Another kind of cabinet: (Domenico Remps, Cabinet of Curiosities)
I don’t actually know anybody who thought that the British – English, rather – government was handling the Covid-19 pandemic well, so have no one to ask whether recent events have changed their minds. Nor can I think of anyone who would have been surprised to learn just how much contempt Messrs Johnson and Cummings, along with those supine members of the cabinet, feel for the general public, so can’t gauge any shift in opinion there either. All I know for sure is that, given the clear evidence that protecting the nation’s health is not the prime minister’s first priority—and given the latest, wildly premature lockdown easings—I’m well advised to stick to my current strategy, which is to steer clear of anyone that I don’t already live with. Even that will get harder as the weather warms up, now that people have been shown how the rules can be bullied or bent into a more personally convenient shape.
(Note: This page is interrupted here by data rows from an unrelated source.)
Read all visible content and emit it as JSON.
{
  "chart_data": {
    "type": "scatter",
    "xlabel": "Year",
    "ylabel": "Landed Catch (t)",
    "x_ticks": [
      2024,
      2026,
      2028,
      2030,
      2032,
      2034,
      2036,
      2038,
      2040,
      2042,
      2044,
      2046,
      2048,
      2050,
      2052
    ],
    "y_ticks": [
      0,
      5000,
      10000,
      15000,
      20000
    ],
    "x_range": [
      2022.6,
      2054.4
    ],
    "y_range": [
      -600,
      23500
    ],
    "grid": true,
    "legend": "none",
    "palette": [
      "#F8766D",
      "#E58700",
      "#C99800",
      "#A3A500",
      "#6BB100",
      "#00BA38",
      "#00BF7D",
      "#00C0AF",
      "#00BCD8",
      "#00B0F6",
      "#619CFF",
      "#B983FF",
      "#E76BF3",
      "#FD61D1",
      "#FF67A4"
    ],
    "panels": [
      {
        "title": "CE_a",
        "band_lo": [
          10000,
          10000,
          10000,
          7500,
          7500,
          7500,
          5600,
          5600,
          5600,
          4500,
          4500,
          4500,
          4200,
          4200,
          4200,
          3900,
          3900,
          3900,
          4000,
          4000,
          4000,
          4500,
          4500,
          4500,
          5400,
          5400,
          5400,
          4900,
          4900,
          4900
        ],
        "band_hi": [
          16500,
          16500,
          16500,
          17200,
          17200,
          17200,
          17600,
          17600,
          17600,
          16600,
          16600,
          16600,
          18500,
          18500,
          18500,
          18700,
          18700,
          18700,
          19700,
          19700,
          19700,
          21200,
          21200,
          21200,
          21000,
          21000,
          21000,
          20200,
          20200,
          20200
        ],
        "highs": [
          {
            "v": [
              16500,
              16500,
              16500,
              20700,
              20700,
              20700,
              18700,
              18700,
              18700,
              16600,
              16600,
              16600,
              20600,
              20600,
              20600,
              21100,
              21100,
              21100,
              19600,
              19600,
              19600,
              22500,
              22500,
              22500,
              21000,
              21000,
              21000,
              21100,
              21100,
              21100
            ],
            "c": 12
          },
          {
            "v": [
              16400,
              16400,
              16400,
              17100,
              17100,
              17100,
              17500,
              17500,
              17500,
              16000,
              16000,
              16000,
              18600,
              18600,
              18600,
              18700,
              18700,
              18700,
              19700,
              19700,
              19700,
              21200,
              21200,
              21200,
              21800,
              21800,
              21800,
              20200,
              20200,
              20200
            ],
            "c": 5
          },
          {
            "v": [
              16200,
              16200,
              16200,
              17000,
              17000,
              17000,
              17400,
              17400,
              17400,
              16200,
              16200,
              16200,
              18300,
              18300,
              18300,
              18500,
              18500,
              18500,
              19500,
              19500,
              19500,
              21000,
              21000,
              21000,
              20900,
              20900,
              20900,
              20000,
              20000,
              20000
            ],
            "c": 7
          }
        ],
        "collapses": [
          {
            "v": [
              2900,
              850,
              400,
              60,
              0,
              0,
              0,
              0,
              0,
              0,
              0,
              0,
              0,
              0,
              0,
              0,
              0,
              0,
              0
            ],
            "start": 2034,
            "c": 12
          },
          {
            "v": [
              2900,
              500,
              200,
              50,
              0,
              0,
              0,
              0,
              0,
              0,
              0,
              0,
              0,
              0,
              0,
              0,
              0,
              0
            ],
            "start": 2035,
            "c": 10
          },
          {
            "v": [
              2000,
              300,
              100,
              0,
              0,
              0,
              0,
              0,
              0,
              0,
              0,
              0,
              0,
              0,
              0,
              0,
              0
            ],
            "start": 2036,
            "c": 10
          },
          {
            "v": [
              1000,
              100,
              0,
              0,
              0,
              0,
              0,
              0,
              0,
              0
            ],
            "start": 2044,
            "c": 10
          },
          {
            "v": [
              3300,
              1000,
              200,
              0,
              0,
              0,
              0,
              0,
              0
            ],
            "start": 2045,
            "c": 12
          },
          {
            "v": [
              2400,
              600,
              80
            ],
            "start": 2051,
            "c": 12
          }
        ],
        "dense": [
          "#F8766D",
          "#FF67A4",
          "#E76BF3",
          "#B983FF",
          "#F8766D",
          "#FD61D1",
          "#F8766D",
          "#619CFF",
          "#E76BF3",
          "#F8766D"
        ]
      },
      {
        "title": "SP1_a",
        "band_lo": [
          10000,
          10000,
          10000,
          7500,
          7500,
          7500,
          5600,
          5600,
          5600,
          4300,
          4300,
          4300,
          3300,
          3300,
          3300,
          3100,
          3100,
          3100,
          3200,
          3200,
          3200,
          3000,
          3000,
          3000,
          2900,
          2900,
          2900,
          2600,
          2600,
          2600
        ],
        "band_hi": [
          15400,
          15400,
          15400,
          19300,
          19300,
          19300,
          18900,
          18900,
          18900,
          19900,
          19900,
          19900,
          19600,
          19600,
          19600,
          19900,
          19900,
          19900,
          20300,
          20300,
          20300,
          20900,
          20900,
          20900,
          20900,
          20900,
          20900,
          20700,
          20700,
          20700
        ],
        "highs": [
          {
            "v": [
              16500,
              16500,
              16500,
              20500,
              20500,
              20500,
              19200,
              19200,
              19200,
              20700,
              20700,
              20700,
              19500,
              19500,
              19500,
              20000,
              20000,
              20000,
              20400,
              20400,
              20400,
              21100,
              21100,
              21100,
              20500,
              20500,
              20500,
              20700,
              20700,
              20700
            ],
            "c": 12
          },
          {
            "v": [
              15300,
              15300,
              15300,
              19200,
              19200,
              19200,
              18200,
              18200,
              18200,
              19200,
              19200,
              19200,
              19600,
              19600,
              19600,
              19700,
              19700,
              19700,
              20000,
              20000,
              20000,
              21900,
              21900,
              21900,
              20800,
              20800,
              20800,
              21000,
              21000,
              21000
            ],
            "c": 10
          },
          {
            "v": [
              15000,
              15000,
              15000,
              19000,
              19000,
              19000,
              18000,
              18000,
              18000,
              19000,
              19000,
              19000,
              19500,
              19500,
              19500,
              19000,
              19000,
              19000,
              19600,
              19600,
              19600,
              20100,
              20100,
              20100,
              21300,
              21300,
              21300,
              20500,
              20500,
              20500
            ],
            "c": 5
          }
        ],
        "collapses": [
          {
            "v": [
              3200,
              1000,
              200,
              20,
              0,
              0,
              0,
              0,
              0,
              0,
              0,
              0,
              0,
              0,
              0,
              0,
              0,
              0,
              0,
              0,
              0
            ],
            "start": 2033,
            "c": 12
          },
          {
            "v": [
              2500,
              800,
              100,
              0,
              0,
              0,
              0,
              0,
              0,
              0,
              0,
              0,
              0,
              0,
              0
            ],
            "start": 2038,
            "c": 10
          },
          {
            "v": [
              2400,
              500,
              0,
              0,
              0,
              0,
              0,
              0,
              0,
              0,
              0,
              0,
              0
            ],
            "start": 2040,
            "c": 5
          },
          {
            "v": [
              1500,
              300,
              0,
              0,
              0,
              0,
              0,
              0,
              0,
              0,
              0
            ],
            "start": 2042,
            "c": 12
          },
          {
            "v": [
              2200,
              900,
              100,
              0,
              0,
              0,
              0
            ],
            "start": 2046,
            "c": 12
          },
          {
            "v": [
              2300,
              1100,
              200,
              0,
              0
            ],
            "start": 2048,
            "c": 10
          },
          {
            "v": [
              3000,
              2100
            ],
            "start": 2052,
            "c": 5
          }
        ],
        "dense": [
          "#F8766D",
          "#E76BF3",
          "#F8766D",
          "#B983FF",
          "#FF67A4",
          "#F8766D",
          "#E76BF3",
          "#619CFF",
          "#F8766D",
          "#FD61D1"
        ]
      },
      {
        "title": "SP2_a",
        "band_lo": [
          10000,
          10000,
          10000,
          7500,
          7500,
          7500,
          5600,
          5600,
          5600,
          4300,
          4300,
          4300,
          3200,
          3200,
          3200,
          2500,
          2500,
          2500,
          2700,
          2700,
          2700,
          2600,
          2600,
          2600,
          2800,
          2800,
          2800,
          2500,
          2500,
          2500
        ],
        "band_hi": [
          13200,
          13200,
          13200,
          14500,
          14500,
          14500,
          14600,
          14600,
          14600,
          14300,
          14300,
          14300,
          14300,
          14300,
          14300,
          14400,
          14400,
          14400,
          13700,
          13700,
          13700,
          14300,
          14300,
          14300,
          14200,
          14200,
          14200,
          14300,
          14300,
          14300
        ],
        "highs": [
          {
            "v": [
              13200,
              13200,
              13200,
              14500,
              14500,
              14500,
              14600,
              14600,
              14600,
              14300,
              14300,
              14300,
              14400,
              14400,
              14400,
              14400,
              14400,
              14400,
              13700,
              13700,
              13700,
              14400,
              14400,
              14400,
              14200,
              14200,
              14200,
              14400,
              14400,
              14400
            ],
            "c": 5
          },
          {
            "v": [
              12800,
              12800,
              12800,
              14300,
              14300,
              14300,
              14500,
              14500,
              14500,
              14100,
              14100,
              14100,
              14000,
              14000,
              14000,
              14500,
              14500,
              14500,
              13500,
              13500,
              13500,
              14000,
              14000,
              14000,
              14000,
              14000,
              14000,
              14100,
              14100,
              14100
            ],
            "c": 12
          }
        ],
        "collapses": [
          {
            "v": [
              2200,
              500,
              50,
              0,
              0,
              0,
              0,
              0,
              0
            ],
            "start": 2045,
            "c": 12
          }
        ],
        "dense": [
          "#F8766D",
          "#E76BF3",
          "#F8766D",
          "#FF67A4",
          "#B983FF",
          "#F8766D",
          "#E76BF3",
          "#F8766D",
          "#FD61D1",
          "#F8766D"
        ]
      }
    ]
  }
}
So I’ll continue to read, cook, try to write – and find other diversions in the early morning walks, the stand-off between a magpie and a crow which seemed to go on for hours – and Harry’s early occupation of his favourite plant pot.
Journal, Tuesday 29 May 1764. ‘At three Tissot [a medical doctor] carried me to the Utrecht Bedlam. The poor creatures were almost all silly. They were mostly going about loose. They called me the King of England. I was amused with this scene. Tissot said mankind were all mad and differed only in degrees.’ (Boswell in Holland, 1763-1764, edited by Frederick A. Pottle, London: William Heinemann, 1952, 256.)
Degrees, perhaps, M. Tissot, but very large ones in some cases.